Origin Snapshots are your first line of defence against bleedthrough: it is a way of storing and reusing content that was received and picked up from the remote server (in other words, the source site). The goal of Origin Snapshots is to create a controlled snapshot of the source content that you can safely use to translate and serve content over the proxy.
You might want to set up an Origin Snapshot for publishing content and another to be used during translation. The content of the Snapshot being published should be highly translated, and new content should be collected in a different Snapshot to be used in Preview mode and during translation.
Benefits of Origin Snapshots¶
If you have at least one Origin Snapshot built and enabled, you have essentially decoupled new content from what you are serving over the proxy (you are in control of untranslated content).
Note: Origin Snapshots can only be built by Scans. They will never pick up new content unless you expressly run a Content Extraction to update them.
See Case Study #1 for an in-depth coverage of this scenario.
Multiple Origin Snapshots let you decouple published content from untranslated material – you are free to update any Origin Snapshots you are not currently using for published content over the proxy. This way, you are always serving 100% translated content (using the Snapshot that is highly translated), and you can schedule for translation updates (on all the others you are free to update anytime with a Scan).
See Case Study #2 for an in-depth coverage of this scenario.
When to build?¶
The best time to build an Origin Snapshot for the first time is during the first Content Extraction (Scan). By this time, you should have used Discovery a couple of times to gain a general understanding of the site structure and word count, and you have all necessary exclusion rules set up.
When you are confident in your Content Settings, set up an Origin Snapshot before you run a Content Scan (see below for setup directions) on the webpage and build it. This way, you will have an Origin Snapshot that contains all content you’re basing your quote on.
Setting up an Origin Snapshot¶
You can create and enable a new Origin Snapshot by checking Enabled in the Snapshot menu in the Dashboard 2.0. Note that at this point, the Snapshot is enabled but unbuilt.
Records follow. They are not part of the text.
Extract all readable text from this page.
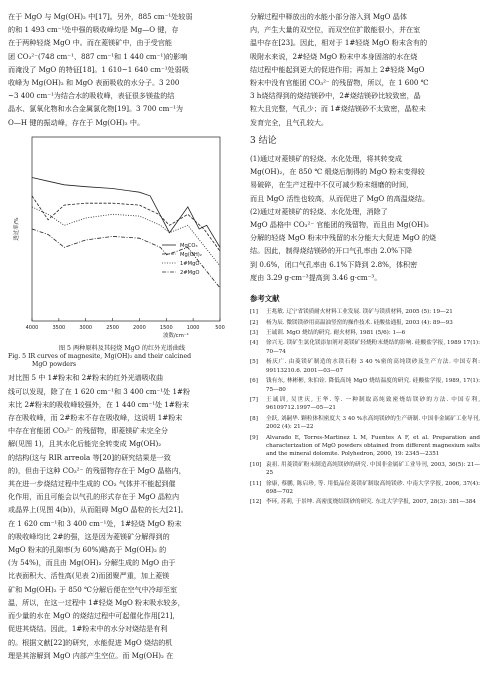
在于 MgO 与 Mg(OH)₂ 中[17]。另外，885 cm⁻¹处较弱

的和 1 493 cm⁻¹处中强的吸收峰均是 Mg—O 键，存

在于两种轻烧 MgO 中。而在菱镁矿中，由于受官能

团 CO₃²⁻(748 cm⁻¹、887 cm⁻¹和 1 440 cm⁻¹)的影响

而淹没了 MgO 的特征[18]。1 610~1 640 cm⁻¹处弱吸

收峰为 Mg(OH)₂ 和 MgO 表面吸收的水分子。3 200

~3 400 cm⁻¹为结合水的吸收峰，表征很多镁盐的结

晶水、氯氧化物和水合金属氯化物[19]。3 700 cm⁻¹为

O—H 键的振动峰，存在于 Mg(OH)₂ 中。

4000	3500	3000	2500	2000	1500	1000	500
波数/cm⁻¹
透过率/%
MgCO₃
Mg(OH)₂
1#MgO
2#MgO
图 5 两种原料及其轻烧 MgO 的红外光谱曲线
Fig. 5 IR curves of magnesite, Mg(OH)₂ and their calcined
MgO powders

对比图 5 中 1#粉末和 2#粉末的红外光谱吸收曲

线可以发现，除了在 1 620 cm⁻¹和 3 400 cm⁻¹处 1#粉

末比 2#粉末的吸收峰较强外，在 1 440 cm⁻¹处 1#粉末

存在吸收峰，而 2#粉末不存在吸收峰，这说明 1#粉末

中存在官能团 CO₃²⁻ 的残留物，即菱镁矿未完全分

解(见图 1)，且其水化后能完全转变成 Mg(OH)₂

的结构(这与 RIR arreola 等[20]的研究结果是一致

的)，但由于这种 CO₃²⁻ 的残留物存在于 MgO 晶格内，

其在进一步烧结过程中生成的 CO₂ 气体并不能起到催

化作用，而且可能会以气孔的形式存在于 MgO 晶粒内

或晶界上(见图 4(b))，从而阻碍 MgO 晶粒的长大[21]。

在 1 620 cm⁻¹和 3 400 cm⁻¹处，1#轻烧 MgO 粉末

的吸收峰均比 2#的强，这是因为菱镁矿分解得到的

MgO 粉末的孔隙率(为 60%)略高于 Mg(OH)₂ 的

(为 54%)，而且由 Mg(OH)₂ 分解生成的 MgO 由于

比表面积大、活性高(见表 2)而团聚严重，加上菱镁

矿和 Mg(OH)₂ 于 850 ℃分解后便在空气中冷却至室

温，所以，在这一过程中 1#轻烧 MgO 粉末吸水较多，

而少量的水在 MgO 的烧结过程中可起催化作用[21]，

促进其烧结。因此，1#粉末中的水分对烧结是有利

的。根据文献[22]的研究，水能促进 MgO 烧结的机

理是其溶解到 MgO 内部产生空位。而 Mg(OH)₂ 在

分解过程中释放出的水能小部分溶入到 MgO 晶体

内，产生大量的双空位，而双空位扩散能很小，并在室

温中存在[23]。因此，相对于 1#轻烧 MgO 粉末含有的

吸附水来说，2#轻烧 MgO 粉末中本身固溶的水在烧

结过程中能起到更大的促进作用；再加上 2#轻烧 MgO

粉末中没有官能团 CO₃²⁻ 的残留物，所以，在 1 600 ℃

3 h烧结得到的烧结镁砂中，2#烧结镁砂比较致密，晶

粒大且完整，气孔少；而 1#烧结镁砂不太致密，晶粒未

发育完全，且气孔较大。

3 结论

(1)通过对菱镁矿的轻烧、水化处理，将其转变成

Mg(OH)₂，在 850 ℃ 煅烧后制得的 MgO 粉末变得较

易破碎，在生产过程中不仅可减少粉末细磨的时间，

而且 MgO 活性也较高，从而促进了 MgO 的高温烧结。

(2)通过对菱镁矿的轻烧、水化处理，消除了

MgO 晶格中 CO₃²⁻ 官能团的残留物，而且由 Mg(OH)₂

分解的轻烧 MgO 粉末中残留的水分能大大促进 MgO 的烧

结。因此，制得烧结镁砂的开口气孔率由 2.0%下降

到 0.6%，闭口气孔率由 6.1%下降到 2.8%，体积密

度由 3.29 g·cm⁻³提高到 3.46 g·cm⁻³。

参考文献
[1]	王兆敏. 辽宁省镁质耐火材料工业发展. 镁矿与镁质材料, 2005 (5): 19—21
[2]	杨为辰. 微镁镁砂用高温油竖窑的操作技术. 硅酸盐通报, 2003 (4): 89—93
[3]	王诚训. MgO 烧结的研究. 耐火材料, 1981 (5/6): 1—6
[4]	徐兴无. 镁矿生氯化镁添加剂对菱镁矿轻烧粉末烧结的影响. 硅酸盐学报, 1989 17(1): 70—74
[5]	杨庆广. 由菱镁矿制造的水镁石粉 3 40 %密的高纯镁砂及生产方法. 中国专利: 99113210.6. 2001—03—07
[6]	钱有东, 林彬彬, 朱伯铨. 降低高纯 MgO 烧结温度的研究. 硅酸盐学报, 1989, 17(1): 75—80
[7]	王诚训, 吴世庆, 王华. 等. 一种制取高纯致密烧结镁砂的方法. 中国专利, 96109712.1997—05—21
[8]	全跃, 刘嗣华. 颗粒体积密度大 3 40 %水高纯镁砂的生产研制. 中国非金属矿工业导刊, 2002 (4): 21—22
[9]	Alvarado E, Torres-Martinez L M, Fuentes A F, et al. Preparation and characterization of MgO powders obtained from different magnesium salts and the mineral dolomite. Polyhedron, 2000, 19: 2345—2351
[10] 袁祖. 用菱镁矿粉末制造高纯镁砂的研究. 中国非金属矿工业导刊, 2003, 36(5): 21—25
[11] 徐康, 蔡鹏, 陈启珍, 等. 用低品位菱镁矿制取高纯镁砂. 中南大学学报, 2006, 37(4): 698—702
[12] 李环, 苏莉, 于景坤. 高密度烧结镁砂的研究. 东北大学学报, 2007, 28(3): 381—384
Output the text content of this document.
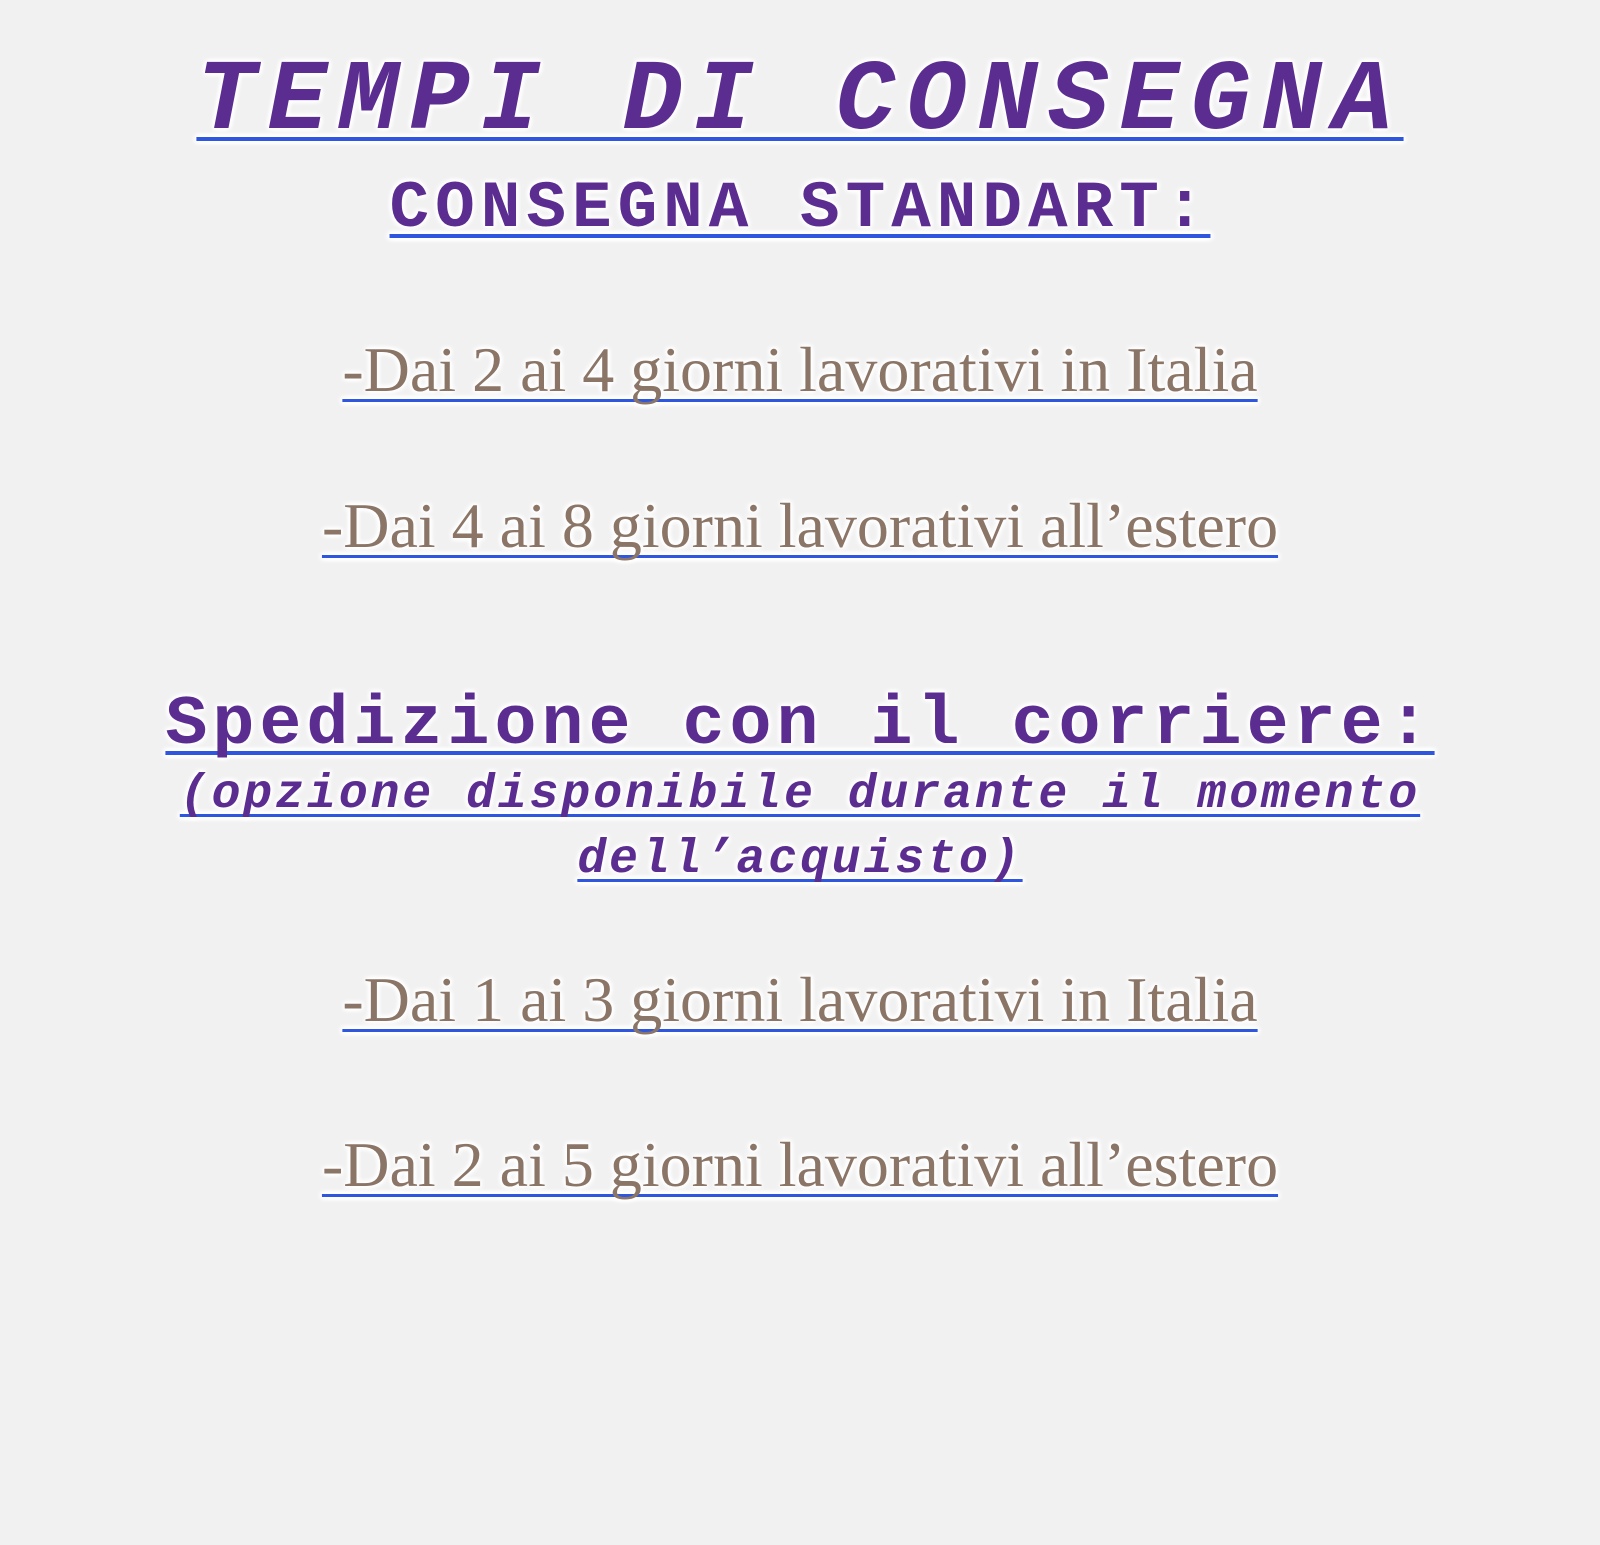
TEMPI DI CONSEGNA
CONSEGNA STANDART:

-Dai 2 ai 4 giorni lavorativi in Italia

-Dai 4 ai 8 giorni lavorativi all’estero

Spedizione con il corriere:

(opzione disponibile durante il momento dell’acquisto)

-Dai 1 ai 3 giorni lavorativi in Italia

-Dai 2 ai 5 giorni lavorativi all’estero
WARNING!: You have to build the Origin Snapshot before it becomes functional!
Building the Origin Snapshot¶
After enabling the Origin Snapshot, you need to Scan for content to build it. In step 4 (Fine-tune) of the Crawl Wizard some options become available:
Build Snapshot Screen
Select the Snapshot you want to build and choose one of the 3 options. By choosing to reuse existing pages, you instruct the Crawler to skip the ones that are already in the Snapshot you chose and thus reduce the building cost. The choice whether or not add new pages gives you the possibility to simply ignore the new pages that were added to the source site. Selecting not to add them (the second option) allows you to build a snapshot that has the pages updated but no new ones added. This option is useful if you made changes to the JSON Paths and as a consequence need to rebuild the Snapshot. As a result of building the Snapshot, all content that was set to be picked up by the Content Scan is added to the current Snapshot.
If you have multiple Origin Snapshots that you’ve built throughout multiple Content Scans, you can visit the Snapshot menu again and configure which Origin Snapshot should be used for which proxy mode, as shown in the screenshot below:
Custom Origin Snapshot Settings
Choose a highly translated Origin Snapshot for publishing, so that you can be sure that visitors to the proxied site will not experience bleedthrough.
Meanwhile, you can use other, more up-to-date Snapshots for the preview/live test etc. proxy modes to work on the translations of new content.
Your Origin Snapshot setup is complete.